Tim McCloud: Yes! So as the programmatic space continues to evolve, there are more opportunities to layer on data. In this instance I’m referring to third-party data. I mentioned before that where data became really powerful was with real-time bidding, nine, ten years ago, when it came to the market for browser, desktop browser, really where this became interesting and really where real-time bidding paid for itself within, in some cases, a matter of days, or in some cases a matter of hours, is leveraging third party data. And so again, just for definition clarity: First party data is everything that you’re capturing on your own. Third party data, which is managed via a DMP or DSP, there’s a kind of blurring of the lines between those two now because DSP will offer data, but this is really where you leverage third party data to understand your mobile users much better. And also, if you think about buying habits, right? So let’s say the Walmart app, or Ibotta, and the Amazon app…if you have external purchase data, that is where Amazon has cornered the market I think on personalization. And I think it’s because they obviously have their own internal data that they’re evaluating your buying habits; but my guess, and this is just an assumption, is that they’re purchasing data from third party vendors.

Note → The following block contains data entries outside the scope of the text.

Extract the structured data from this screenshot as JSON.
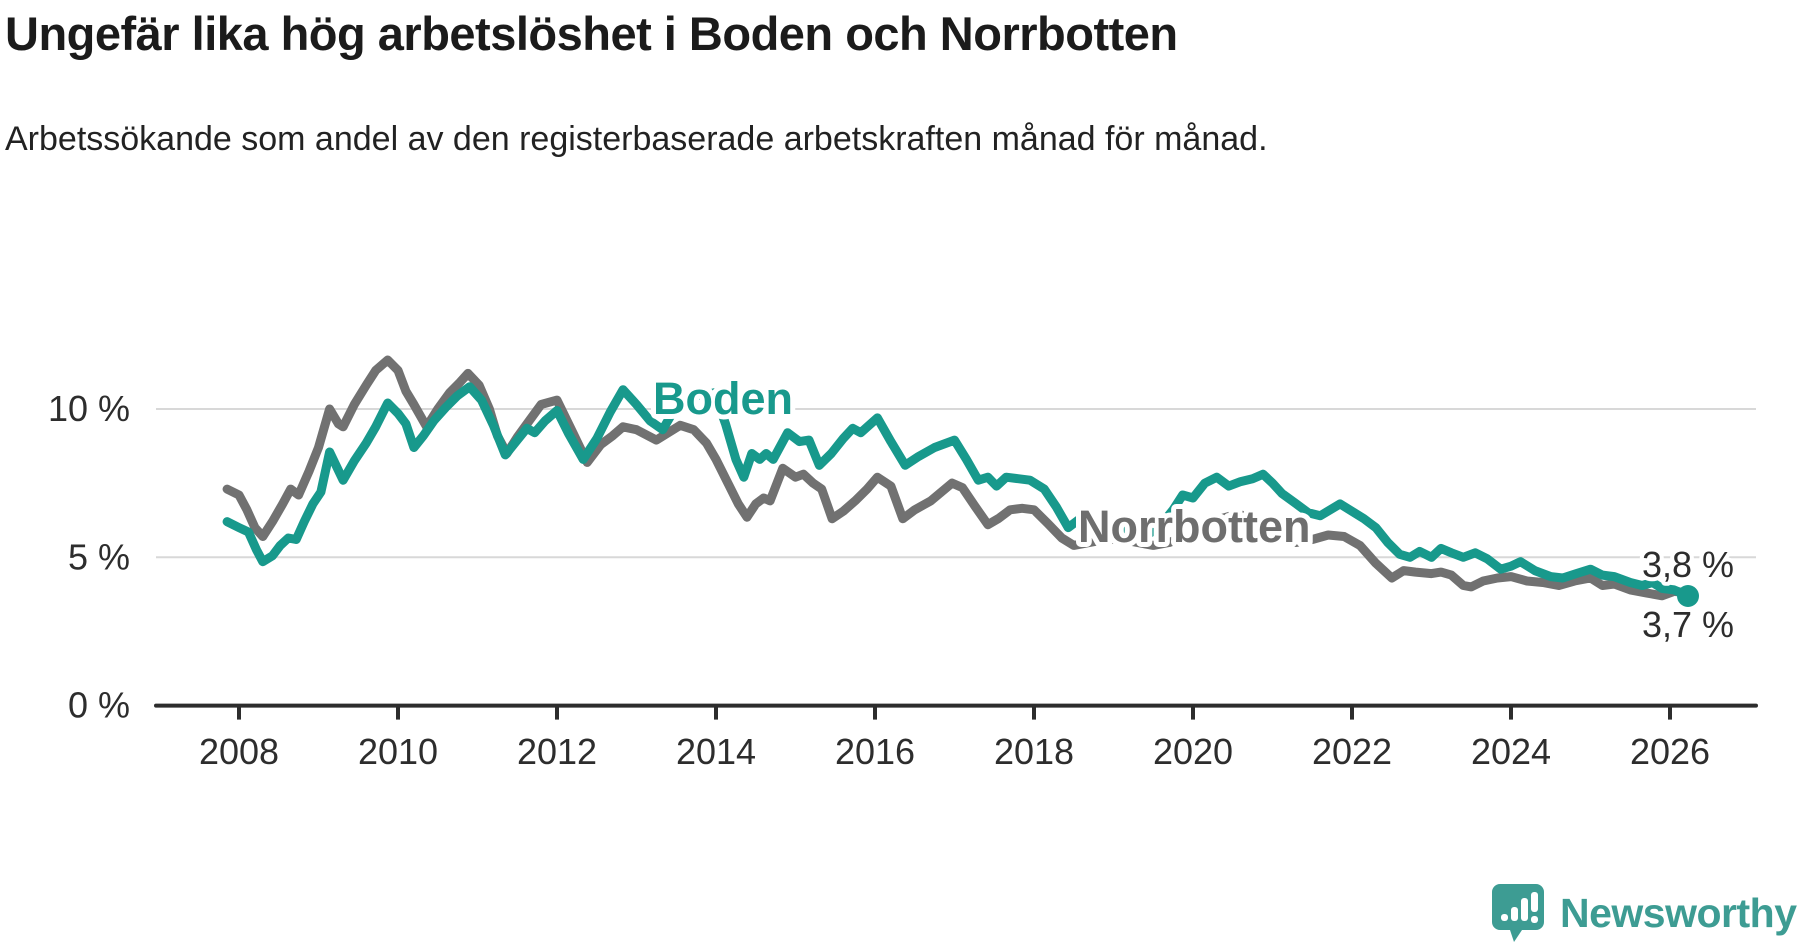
{
  "branding": {
    "name": "Newsworthy",
    "icon": "newsworthy-speech-bubble-chart-icon",
    "color": "#3d9c93"
  },
  "chart_data": {
    "type": "line",
    "title": "Ungefär lika hög arbetslöshet i Boden och Norrbotten",
    "subtitle": "Arbetssökande som andel av den registerbaserade arbetskraften månad för månad.",
    "unit": "%",
    "x_unit": "year (monthly data)",
    "xlim": [
      2007.85,
      2026.45
    ],
    "ylim": [
      0,
      12
    ],
    "grid": "horizontal",
    "yticks": [
      {
        "value": 0,
        "label": "0 %"
      },
      {
        "value": 5,
        "label": "5 %"
      },
      {
        "value": 10,
        "label": "10 %"
      }
    ],
    "xticks": [
      {
        "value": 2008,
        "label": "2008"
      },
      {
        "value": 2010,
        "label": "2010"
      },
      {
        "value": 2012,
        "label": "2012"
      },
      {
        "value": 2014,
        "label": "2014"
      },
      {
        "value": 2016,
        "label": "2016"
      },
      {
        "value": 2018,
        "label": "2018"
      },
      {
        "value": 2020,
        "label": "2020"
      },
      {
        "value": 2022,
        "label": "2022"
      },
      {
        "value": 2024,
        "label": "2024"
      },
      {
        "value": 2026,
        "label": "2026"
      }
    ],
    "series": [
      {
        "name": "Norrbotten",
        "color": "#717171",
        "inline_label": "Norrbotten",
        "end_label": "3,8 %",
        "end_value": 3.8,
        "points": [
          [
            2007.85,
            7.3
          ],
          [
            2008.0,
            7.1
          ],
          [
            2008.1,
            6.6
          ],
          [
            2008.2,
            6.0
          ],
          [
            2008.3,
            5.7
          ],
          [
            2008.42,
            6.2
          ],
          [
            2008.55,
            6.8
          ],
          [
            2008.65,
            7.3
          ],
          [
            2008.75,
            7.1
          ],
          [
            2008.88,
            7.9
          ],
          [
            2009.0,
            8.7
          ],
          [
            2009.14,
            10.0
          ],
          [
            2009.25,
            9.5
          ],
          [
            2009.31,
            9.4
          ],
          [
            2009.45,
            10.15
          ],
          [
            2009.6,
            10.8
          ],
          [
            2009.72,
            11.3
          ],
          [
            2009.87,
            11.65
          ],
          [
            2010.0,
            11.3
          ],
          [
            2010.1,
            10.6
          ],
          [
            2010.2,
            10.15
          ],
          [
            2010.36,
            9.4
          ],
          [
            2010.5,
            10.0
          ],
          [
            2010.65,
            10.55
          ],
          [
            2010.78,
            10.9
          ],
          [
            2010.88,
            11.2
          ],
          [
            2011.02,
            10.8
          ],
          [
            2011.15,
            10.0
          ],
          [
            2011.25,
            9.1
          ],
          [
            2011.37,
            8.5
          ],
          [
            2011.5,
            9.05
          ],
          [
            2011.65,
            9.6
          ],
          [
            2011.8,
            10.15
          ],
          [
            2012.0,
            10.3
          ],
          [
            2012.2,
            9.2
          ],
          [
            2012.38,
            8.2
          ],
          [
            2012.55,
            8.8
          ],
          [
            2012.7,
            9.1
          ],
          [
            2012.83,
            9.4
          ],
          [
            2013.0,
            9.3
          ],
          [
            2013.25,
            8.95
          ],
          [
            2013.55,
            9.45
          ],
          [
            2013.72,
            9.3
          ],
          [
            2013.88,
            8.85
          ],
          [
            2014.0,
            8.3
          ],
          [
            2014.15,
            7.5
          ],
          [
            2014.28,
            6.8
          ],
          [
            2014.39,
            6.35
          ],
          [
            2014.5,
            6.8
          ],
          [
            2014.6,
            7.0
          ],
          [
            2014.68,
            6.9
          ],
          [
            2014.84,
            8.0
          ],
          [
            2015.0,
            7.7
          ],
          [
            2015.1,
            7.8
          ],
          [
            2015.22,
            7.5
          ],
          [
            2015.33,
            7.3
          ],
          [
            2015.46,
            6.3
          ],
          [
            2015.6,
            6.55
          ],
          [
            2015.75,
            6.9
          ],
          [
            2015.9,
            7.3
          ],
          [
            2016.03,
            7.7
          ],
          [
            2016.2,
            7.4
          ],
          [
            2016.35,
            6.3
          ],
          [
            2016.5,
            6.6
          ],
          [
            2016.7,
            6.9
          ],
          [
            2016.97,
            7.5
          ],
          [
            2017.1,
            7.35
          ],
          [
            2017.25,
            6.75
          ],
          [
            2017.42,
            6.1
          ],
          [
            2017.55,
            6.3
          ],
          [
            2017.7,
            6.6
          ],
          [
            2017.85,
            6.65
          ],
          [
            2018.0,
            6.6
          ],
          [
            2018.17,
            6.15
          ],
          [
            2018.35,
            5.65
          ],
          [
            2018.5,
            5.4
          ],
          [
            2018.7,
            5.5
          ],
          [
            2018.9,
            5.6
          ],
          [
            2019.1,
            5.6
          ],
          [
            2019.3,
            5.5
          ],
          [
            2019.5,
            5.4
          ],
          [
            2019.7,
            5.5
          ],
          [
            2019.9,
            5.7
          ],
          [
            2020.1,
            6.0
          ],
          [
            2020.35,
            6.3
          ],
          [
            2020.55,
            6.45
          ],
          [
            2020.75,
            6.35
          ],
          [
            2020.95,
            6.1
          ],
          [
            2021.15,
            5.7
          ],
          [
            2021.3,
            5.5
          ],
          [
            2021.5,
            5.6
          ],
          [
            2021.7,
            5.75
          ],
          [
            2021.9,
            5.7
          ],
          [
            2022.1,
            5.4
          ],
          [
            2022.3,
            4.8
          ],
          [
            2022.5,
            4.3
          ],
          [
            2022.65,
            4.55
          ],
          [
            2022.8,
            4.5
          ],
          [
            2023.0,
            4.45
          ],
          [
            2023.12,
            4.5
          ],
          [
            2023.25,
            4.4
          ],
          [
            2023.4,
            4.05
          ],
          [
            2023.5,
            4.0
          ],
          [
            2023.65,
            4.2
          ],
          [
            2023.83,
            4.3
          ],
          [
            2024.0,
            4.35
          ],
          [
            2024.2,
            4.2
          ],
          [
            2024.4,
            4.15
          ],
          [
            2024.6,
            4.05
          ],
          [
            2024.8,
            4.2
          ],
          [
            2025.0,
            4.3
          ],
          [
            2025.15,
            4.05
          ],
          [
            2025.3,
            4.1
          ],
          [
            2025.5,
            3.9
          ],
          [
            2025.7,
            3.8
          ],
          [
            2025.9,
            3.7
          ],
          [
            2026.05,
            3.85
          ],
          [
            2026.23,
            3.8
          ]
        ]
      },
      {
        "name": "Boden",
        "color": "#18998c",
        "inline_label": "Boden",
        "end_label": "3,7 %",
        "end_value": 3.7,
        "end_dot": true,
        "points": [
          [
            2007.85,
            6.2
          ],
          [
            2008.0,
            6.0
          ],
          [
            2008.12,
            5.85
          ],
          [
            2008.22,
            5.25
          ],
          [
            2008.3,
            4.85
          ],
          [
            2008.42,
            5.05
          ],
          [
            2008.52,
            5.4
          ],
          [
            2008.62,
            5.65
          ],
          [
            2008.72,
            5.6
          ],
          [
            2008.82,
            6.2
          ],
          [
            2008.93,
            6.8
          ],
          [
            2009.03,
            7.2
          ],
          [
            2009.14,
            8.55
          ],
          [
            2009.31,
            7.6
          ],
          [
            2009.45,
            8.25
          ],
          [
            2009.6,
            8.85
          ],
          [
            2009.72,
            9.4
          ],
          [
            2009.87,
            10.2
          ],
          [
            2010.0,
            9.85
          ],
          [
            2010.1,
            9.5
          ],
          [
            2010.2,
            8.7
          ],
          [
            2010.32,
            9.1
          ],
          [
            2010.45,
            9.6
          ],
          [
            2010.6,
            10.05
          ],
          [
            2010.75,
            10.45
          ],
          [
            2010.9,
            10.75
          ],
          [
            2011.05,
            10.3
          ],
          [
            2011.2,
            9.45
          ],
          [
            2011.35,
            8.45
          ],
          [
            2011.5,
            8.95
          ],
          [
            2011.62,
            9.35
          ],
          [
            2011.72,
            9.2
          ],
          [
            2011.85,
            9.6
          ],
          [
            2012.0,
            9.95
          ],
          [
            2012.15,
            9.15
          ],
          [
            2012.33,
            8.3
          ],
          [
            2012.5,
            9.0
          ],
          [
            2012.67,
            9.9
          ],
          [
            2012.83,
            10.65
          ],
          [
            2013.0,
            10.15
          ],
          [
            2013.17,
            9.6
          ],
          [
            2013.33,
            9.3
          ],
          [
            2013.5,
            10.1
          ],
          [
            2013.67,
            10.5
          ],
          [
            2013.85,
            10.45
          ],
          [
            2013.98,
            10.55
          ],
          [
            2014.12,
            9.5
          ],
          [
            2014.25,
            8.3
          ],
          [
            2014.35,
            7.7
          ],
          [
            2014.45,
            8.5
          ],
          [
            2014.55,
            8.3
          ],
          [
            2014.63,
            8.5
          ],
          [
            2014.72,
            8.3
          ],
          [
            2014.9,
            9.2
          ],
          [
            2015.05,
            8.9
          ],
          [
            2015.17,
            8.95
          ],
          [
            2015.3,
            8.1
          ],
          [
            2015.45,
            8.5
          ],
          [
            2015.6,
            9.0
          ],
          [
            2015.72,
            9.35
          ],
          [
            2015.82,
            9.2
          ],
          [
            2016.03,
            9.7
          ],
          [
            2016.2,
            8.9
          ],
          [
            2016.38,
            8.1
          ],
          [
            2016.55,
            8.4
          ],
          [
            2016.75,
            8.7
          ],
          [
            2017.0,
            8.95
          ],
          [
            2017.15,
            8.3
          ],
          [
            2017.3,
            7.6
          ],
          [
            2017.42,
            7.7
          ],
          [
            2017.53,
            7.4
          ],
          [
            2017.65,
            7.7
          ],
          [
            2017.8,
            7.65
          ],
          [
            2017.95,
            7.6
          ],
          [
            2018.13,
            7.3
          ],
          [
            2018.28,
            6.7
          ],
          [
            2018.43,
            6.0
          ],
          [
            2018.58,
            6.3
          ],
          [
            2018.72,
            6.1
          ],
          [
            2018.87,
            6.3
          ],
          [
            2019.0,
            6.2
          ],
          [
            2019.15,
            5.9
          ],
          [
            2019.3,
            6.0
          ],
          [
            2019.45,
            5.8
          ],
          [
            2019.6,
            6.1
          ],
          [
            2019.75,
            6.6
          ],
          [
            2019.87,
            7.1
          ],
          [
            2020.0,
            7.0
          ],
          [
            2020.15,
            7.5
          ],
          [
            2020.3,
            7.7
          ],
          [
            2020.45,
            7.4
          ],
          [
            2020.6,
            7.55
          ],
          [
            2020.75,
            7.65
          ],
          [
            2020.88,
            7.8
          ],
          [
            2021.0,
            7.5
          ],
          [
            2021.12,
            7.15
          ],
          [
            2021.3,
            6.8
          ],
          [
            2021.45,
            6.5
          ],
          [
            2021.6,
            6.4
          ],
          [
            2021.85,
            6.8
          ],
          [
            2022.0,
            6.55
          ],
          [
            2022.15,
            6.3
          ],
          [
            2022.3,
            6.0
          ],
          [
            2022.45,
            5.5
          ],
          [
            2022.6,
            5.1
          ],
          [
            2022.73,
            5.0
          ],
          [
            2022.85,
            5.2
          ],
          [
            2023.0,
            5.0
          ],
          [
            2023.12,
            5.3
          ],
          [
            2023.25,
            5.15
          ],
          [
            2023.4,
            5.0
          ],
          [
            2023.55,
            5.15
          ],
          [
            2023.7,
            4.95
          ],
          [
            2023.87,
            4.6
          ],
          [
            2024.0,
            4.7
          ],
          [
            2024.12,
            4.85
          ],
          [
            2024.3,
            4.55
          ],
          [
            2024.5,
            4.35
          ],
          [
            2024.65,
            4.3
          ],
          [
            2024.82,
            4.45
          ],
          [
            2025.0,
            4.6
          ],
          [
            2025.15,
            4.4
          ],
          [
            2025.3,
            4.35
          ],
          [
            2025.5,
            4.15
          ],
          [
            2025.65,
            4.05
          ],
          [
            2025.78,
            4.15
          ],
          [
            2025.9,
            3.95
          ],
          [
            2026.05,
            3.9
          ],
          [
            2026.23,
            3.7
          ]
        ]
      }
    ]
  }
}
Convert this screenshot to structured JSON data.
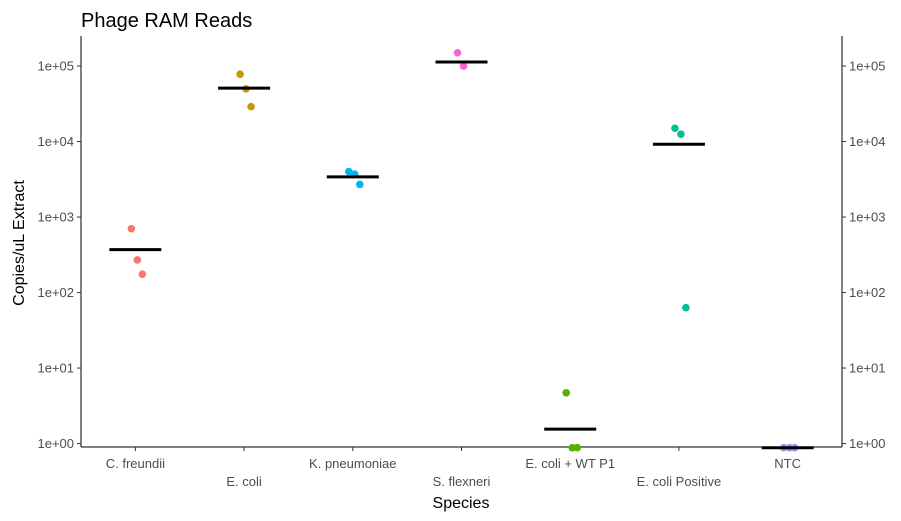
{
  "chart_data": {
    "type": "scatter",
    "title": "Phage RAM Reads",
    "xlabel": "Species",
    "ylabel": "Copies/uL Extract",
    "yscale": "log",
    "ylim": [
      0.9,
      250000
    ],
    "yticks": [
      1,
      10,
      100,
      1000,
      10000,
      100000
    ],
    "ytick_labels": [
      "1e+00",
      "1e+01",
      "1e+02",
      "1e+03",
      "1e+04",
      "1e+05"
    ],
    "secondary_y_axis": true,
    "grid": false,
    "legend": "none",
    "categories": [
      "C. freundii",
      "E. coli",
      "K. pneumoniae",
      "S. flexneri",
      "E. coli + WT P1",
      "E. coli Positive",
      "NTC"
    ],
    "series": [
      {
        "category": "C. freundii",
        "color": "#F8766D",
        "points": [
          700,
          270,
          175
        ],
        "median": 370
      },
      {
        "category": "E. coli",
        "color": "#C49A00",
        "points": [
          78000,
          50000,
          29000
        ],
        "median": 51000
      },
      {
        "category": "K. pneumoniae",
        "color": "#00B6EB",
        "points": [
          4000,
          3700,
          2700
        ],
        "median": 3400
      },
      {
        "category": "S. flexneri",
        "color": "#FB61D7",
        "points": [
          150000,
          100000
        ],
        "median": 113000
      },
      {
        "category": "E. coli + WT P1",
        "color": "#53B400",
        "points": [
          4.7,
          0.88,
          0.88
        ],
        "median": 1.55
      },
      {
        "category": "E. coli Positive",
        "color": "#00C094",
        "points": [
          15000,
          12500,
          63
        ],
        "median": 9200
      },
      {
        "category": "NTC",
        "color": "#A58AFF",
        "points": [
          0.88,
          0.88,
          0.88
        ],
        "median": 0.88
      }
    ]
  }
}
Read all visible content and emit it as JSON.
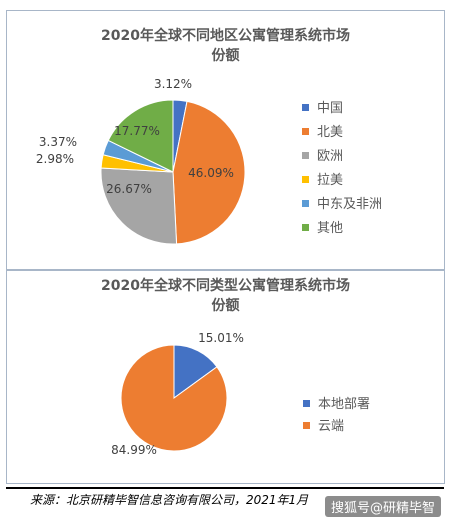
{
  "chart_data": [
    {
      "type": "pie",
      "title_line1": "2020年全球不同地区公寓管理系统市场",
      "title_line2": "份额",
      "categories": [
        "中国",
        "北美",
        "欧洲",
        "拉美",
        "中东及非洲",
        "其他"
      ],
      "values": [
        3.12,
        46.09,
        26.67,
        2.98,
        3.37,
        17.77
      ],
      "labels": [
        "3.12%",
        "46.09%",
        "26.67%",
        "2.98%",
        "3.37%",
        "17.77%"
      ],
      "colors": [
        "#4472c4",
        "#ed7d31",
        "#a5a5a5",
        "#ffc000",
        "#5b9bd5",
        "#70ad47"
      ],
      "legend_position": "right"
    },
    {
      "type": "pie",
      "title_line1": "2020年全球不同类型公寓管理系统市场",
      "title_line2": "份额",
      "categories": [
        "本地部署",
        "云端"
      ],
      "values": [
        15.01,
        84.99
      ],
      "labels": [
        "15.01%",
        "84.99%"
      ],
      "colors": [
        "#4472c4",
        "#ed7d31"
      ],
      "legend_position": "right"
    }
  ],
  "source": "来源：北京研精毕智信息咨询有限公司，2021年1月",
  "watermark": "搜狐号@研精毕智"
}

There are many vendors, some that many folks wouldn’t even think is selling their data, but they are, but some of the kind of common ones would be like…Aggregate Knowledge. There’s many different data sources. So that’s where, on mobile, we haven’t gotten to that level yet, at least not that I’m aware of. We haven’t been able to, on a user level, really layer on that purchase; previous purchasing data and travel is another perfect example. If we had a chance to layer on some of the places that a user has been, or has traveled to. Think of Hotels Tonight or Travelocity, how much more relevant their recommendations could be. So I think that’s where the primary difference is just the data. I’m not at all concerned with us getting there on mobile…it’s just a matter of when.

Mobile Growth: Thank you for your time, Tim!

Tim McCloud: Sounds great! Thanks a lot, Louis!